Add rmsle metric and reg:squaredlogerror objective (#4541)

2019-06-11 05:48:27 +08:00
parent 9683fd433e
commit 2f1319f273
7 changed files with 92 additions and 9 deletions
--- a/doc/parameter.rst
+++ b/doc/parameter.rst
@@ -151,7 +151,7 @@ Parameters for Tree Booster
    - ``refresh``: refreshes tree's statistics and/or leaf values based on the current data. Note that no random subsampling of data rows is performed.
    - ``prune``: prunes the splits where loss < min_split_loss (or gamma).

-  - In a distributed setting, the implicit updater sequence value would be adjusted to ``grow_histmaker,prune`` by default, and you can set ``tree_method`` as ``hist`` to use ``grow_histmaker``. 
+  - In a distributed setting, the implicit updater sequence value would be adjusted to ``grow_histmaker,prune`` by default, and you can set ``tree_method`` as ``hist`` to use ``grow_histmaker``.

 * ``refresh_leaf`` [default=1]

@@ -295,6 +295,7 @@ Specify the learning task and the corresponding learning objective.
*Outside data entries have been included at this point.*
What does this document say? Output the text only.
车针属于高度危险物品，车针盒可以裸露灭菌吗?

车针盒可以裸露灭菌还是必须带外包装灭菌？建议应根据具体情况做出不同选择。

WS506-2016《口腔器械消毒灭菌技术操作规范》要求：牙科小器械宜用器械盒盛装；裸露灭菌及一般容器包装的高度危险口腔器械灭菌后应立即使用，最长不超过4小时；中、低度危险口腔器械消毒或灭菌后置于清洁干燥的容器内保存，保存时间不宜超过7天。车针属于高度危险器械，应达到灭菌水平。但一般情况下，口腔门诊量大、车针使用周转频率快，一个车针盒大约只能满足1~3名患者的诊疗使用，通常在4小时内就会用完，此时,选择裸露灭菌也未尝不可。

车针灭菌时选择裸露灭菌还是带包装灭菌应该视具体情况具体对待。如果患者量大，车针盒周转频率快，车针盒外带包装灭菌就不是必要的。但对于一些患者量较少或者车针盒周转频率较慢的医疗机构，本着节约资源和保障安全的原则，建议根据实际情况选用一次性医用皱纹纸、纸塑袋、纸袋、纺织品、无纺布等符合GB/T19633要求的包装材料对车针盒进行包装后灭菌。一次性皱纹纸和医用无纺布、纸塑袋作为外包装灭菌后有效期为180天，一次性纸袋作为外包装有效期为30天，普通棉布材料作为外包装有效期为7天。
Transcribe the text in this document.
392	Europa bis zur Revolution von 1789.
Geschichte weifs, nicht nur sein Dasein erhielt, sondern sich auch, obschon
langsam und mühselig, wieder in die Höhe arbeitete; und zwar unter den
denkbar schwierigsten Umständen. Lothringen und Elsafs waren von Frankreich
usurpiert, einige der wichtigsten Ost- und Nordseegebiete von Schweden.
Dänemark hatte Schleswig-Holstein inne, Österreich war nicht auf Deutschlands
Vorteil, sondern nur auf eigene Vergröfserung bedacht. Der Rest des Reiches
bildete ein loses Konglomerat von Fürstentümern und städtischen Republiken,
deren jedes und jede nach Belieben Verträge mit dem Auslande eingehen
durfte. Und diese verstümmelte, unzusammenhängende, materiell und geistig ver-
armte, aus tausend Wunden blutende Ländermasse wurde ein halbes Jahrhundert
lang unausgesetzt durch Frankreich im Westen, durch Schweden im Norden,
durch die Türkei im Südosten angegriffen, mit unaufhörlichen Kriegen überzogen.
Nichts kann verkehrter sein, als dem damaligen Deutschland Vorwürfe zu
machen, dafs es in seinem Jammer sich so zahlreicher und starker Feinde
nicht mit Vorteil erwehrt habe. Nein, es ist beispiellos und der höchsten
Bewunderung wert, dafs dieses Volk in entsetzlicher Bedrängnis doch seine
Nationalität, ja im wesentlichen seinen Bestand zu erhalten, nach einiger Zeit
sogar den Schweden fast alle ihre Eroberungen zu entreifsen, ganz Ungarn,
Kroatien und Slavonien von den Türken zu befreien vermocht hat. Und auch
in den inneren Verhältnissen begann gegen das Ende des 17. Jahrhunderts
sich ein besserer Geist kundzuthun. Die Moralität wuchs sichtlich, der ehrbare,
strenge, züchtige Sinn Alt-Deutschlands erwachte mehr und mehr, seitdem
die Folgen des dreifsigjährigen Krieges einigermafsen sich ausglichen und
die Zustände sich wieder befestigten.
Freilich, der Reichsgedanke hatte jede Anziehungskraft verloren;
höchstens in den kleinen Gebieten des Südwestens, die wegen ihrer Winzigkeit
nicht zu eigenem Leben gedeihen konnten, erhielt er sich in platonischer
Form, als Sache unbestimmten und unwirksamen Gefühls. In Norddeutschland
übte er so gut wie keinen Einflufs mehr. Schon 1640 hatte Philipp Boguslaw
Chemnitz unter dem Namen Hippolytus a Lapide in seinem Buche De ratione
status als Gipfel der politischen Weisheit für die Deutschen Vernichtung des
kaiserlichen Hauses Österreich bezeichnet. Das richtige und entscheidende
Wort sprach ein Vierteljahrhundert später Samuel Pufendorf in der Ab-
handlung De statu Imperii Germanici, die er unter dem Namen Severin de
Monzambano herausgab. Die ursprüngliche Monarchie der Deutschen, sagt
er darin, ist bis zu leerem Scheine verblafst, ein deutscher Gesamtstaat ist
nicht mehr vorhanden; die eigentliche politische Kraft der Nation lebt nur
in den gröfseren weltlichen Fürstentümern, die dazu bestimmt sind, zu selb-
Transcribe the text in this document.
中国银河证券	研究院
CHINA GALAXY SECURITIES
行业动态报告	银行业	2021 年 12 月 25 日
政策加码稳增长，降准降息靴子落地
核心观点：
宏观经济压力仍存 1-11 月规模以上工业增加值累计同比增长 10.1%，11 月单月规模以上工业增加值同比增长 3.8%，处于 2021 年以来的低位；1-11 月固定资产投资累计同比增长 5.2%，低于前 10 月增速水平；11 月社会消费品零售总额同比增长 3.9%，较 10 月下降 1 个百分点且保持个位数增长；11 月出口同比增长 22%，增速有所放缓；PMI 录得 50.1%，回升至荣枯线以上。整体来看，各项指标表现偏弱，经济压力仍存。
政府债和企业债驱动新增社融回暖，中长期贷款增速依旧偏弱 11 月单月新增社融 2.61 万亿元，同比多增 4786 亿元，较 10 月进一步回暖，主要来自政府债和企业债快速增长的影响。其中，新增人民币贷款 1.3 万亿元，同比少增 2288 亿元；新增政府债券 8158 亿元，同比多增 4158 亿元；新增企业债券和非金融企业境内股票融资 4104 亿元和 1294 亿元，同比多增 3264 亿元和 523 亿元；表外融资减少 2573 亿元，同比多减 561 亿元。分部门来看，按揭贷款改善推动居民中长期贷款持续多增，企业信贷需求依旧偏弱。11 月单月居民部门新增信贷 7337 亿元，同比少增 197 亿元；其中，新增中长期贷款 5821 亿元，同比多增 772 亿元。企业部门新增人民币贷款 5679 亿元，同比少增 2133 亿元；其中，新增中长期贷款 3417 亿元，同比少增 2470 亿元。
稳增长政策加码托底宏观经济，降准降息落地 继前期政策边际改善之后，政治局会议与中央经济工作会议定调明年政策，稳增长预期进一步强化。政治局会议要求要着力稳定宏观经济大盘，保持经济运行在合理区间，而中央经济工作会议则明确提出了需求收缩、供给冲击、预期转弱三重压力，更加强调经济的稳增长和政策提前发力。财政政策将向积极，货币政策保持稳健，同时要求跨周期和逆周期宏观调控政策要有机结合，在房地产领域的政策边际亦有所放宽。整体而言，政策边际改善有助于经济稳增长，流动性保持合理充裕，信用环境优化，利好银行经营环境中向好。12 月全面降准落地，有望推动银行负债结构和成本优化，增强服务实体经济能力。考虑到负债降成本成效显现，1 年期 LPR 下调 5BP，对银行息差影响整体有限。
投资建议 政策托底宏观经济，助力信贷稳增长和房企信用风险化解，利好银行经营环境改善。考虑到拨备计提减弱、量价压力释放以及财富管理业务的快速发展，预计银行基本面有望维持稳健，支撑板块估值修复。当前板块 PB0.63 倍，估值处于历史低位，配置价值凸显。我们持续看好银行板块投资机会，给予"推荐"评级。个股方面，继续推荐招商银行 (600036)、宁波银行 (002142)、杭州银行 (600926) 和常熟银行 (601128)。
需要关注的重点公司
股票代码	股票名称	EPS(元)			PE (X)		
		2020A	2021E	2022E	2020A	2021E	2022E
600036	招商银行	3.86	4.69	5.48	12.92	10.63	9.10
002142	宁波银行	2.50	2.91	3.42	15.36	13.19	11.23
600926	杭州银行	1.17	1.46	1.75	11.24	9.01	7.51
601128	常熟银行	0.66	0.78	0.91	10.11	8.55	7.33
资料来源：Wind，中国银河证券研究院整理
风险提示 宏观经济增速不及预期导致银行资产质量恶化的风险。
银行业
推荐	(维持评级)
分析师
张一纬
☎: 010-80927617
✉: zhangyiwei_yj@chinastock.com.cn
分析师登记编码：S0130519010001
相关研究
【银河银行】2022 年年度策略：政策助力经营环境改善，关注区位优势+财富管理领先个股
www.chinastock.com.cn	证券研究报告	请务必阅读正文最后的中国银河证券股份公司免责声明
The objectiv
 * ``objective`` [default=reg:squarederror]

  - ``reg:squarederror``: regression with squared loss
+  - ``reg:squaredlogerror``: regression with squared log loss :math:`\frac{1}{2}[log(pred + 1) - log(label + 1)]^2`.  All input labels are required to be greater than -1.  Also, see metric ``rmsle`` for possible issue  with this objective.
  - ``reg:logistic``: logistic regression
  - ``binary:logistic``: logistic regression for binary classification, output probability
  - ``binary:logitraw``: logistic regression for binary classification, output score before logistic transformation
@@ -325,6 +326,7 @@ Specify the learning task and the corresponding learning objective. The objectiv
  - The choices are listed below:

    - ``rmse``: `root mean square error <http://en.wikipedia.org/wiki/Root_mean_square_error>`_
+    - ``rmsle``: root mean square log error: :math:`\sqrt{\frac{1}{N}[log(pred + 1) - log(label + 1)]^2}`. Default metric of ``reg:squaredlogerror`` objective. This metric reduces errors generated by outliers in dataset.  But because ``log`` function is employed, ``rmsle`` might output ``nan`` when prediction value is less than -1.  See ``reg:squaredlogerror`` for other requirements.
    - ``mae``: `mean absolute error <https://en.wikipedia.org/wiki/Mean_absolute_error>`_
    - ``logloss``: `negative log-likelihood <http://en.wikipedia.org/wiki/Log-likelihood>`_
    - ``error``: Binary classification error rate. It is calculated as ``#(wrong cases)/#(all cases)``. For the predictions, the evaluation will regard the instances with prediction value larger than 0.5 as positive instances, and the others as negative instances.